According to Harwell, freshmen make up 50% of the dance class population. Next year that percentage is expected to decrease because of the timing of the state decision.
Not only did the state make all of these changes that could hurt dance departments across the state, they also made these changes while students were already beginning to register for classes for the 2021-2022 school year.
Because of this, the information about taking the Life Management Skills course freshman year and the Health course sophomore year was not available to many rising freshmen. Counselors were instructed to automatically enroll all freshmen in the PE 1/Health course.
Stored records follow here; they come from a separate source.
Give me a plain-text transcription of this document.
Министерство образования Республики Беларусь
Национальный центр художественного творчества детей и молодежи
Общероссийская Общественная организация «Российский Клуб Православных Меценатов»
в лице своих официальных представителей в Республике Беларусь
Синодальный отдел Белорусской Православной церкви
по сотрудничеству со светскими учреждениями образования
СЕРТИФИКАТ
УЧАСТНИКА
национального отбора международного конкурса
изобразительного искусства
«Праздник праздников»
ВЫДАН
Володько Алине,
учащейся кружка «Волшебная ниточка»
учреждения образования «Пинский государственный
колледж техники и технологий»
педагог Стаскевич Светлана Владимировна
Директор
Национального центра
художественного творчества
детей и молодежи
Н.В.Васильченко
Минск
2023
Luckily, through these challenging times for our arts department there has been a lot of support from the school, especially principal Brad Royal, who understands the importance of the dance classes and culture at Reagan.
“It’s my hope that with our recognition that dance is an extremely vital part of our school, it’s in our DNA, that we will find ways to have our feeder schools to still encourage dance for the ninth grade in addition to recognizing that you still have to get the PE 1/Health requirement at some point,” Royal said.
While Reagan’s dance department has been proactive in addressing the issues raised by this change in PE requirements, not all departments across the state, or even the county, may have done the same.
Their decision has the potential to limit and hurt many dance departments across the state when really they should be encouraged.
At least at Reagan, it is known that dance provides much more physical activity than PE courses. It is time for the NCDPI to reevaluate their requirements for PE so that dance can be accepted as a PE requirement throughout the state.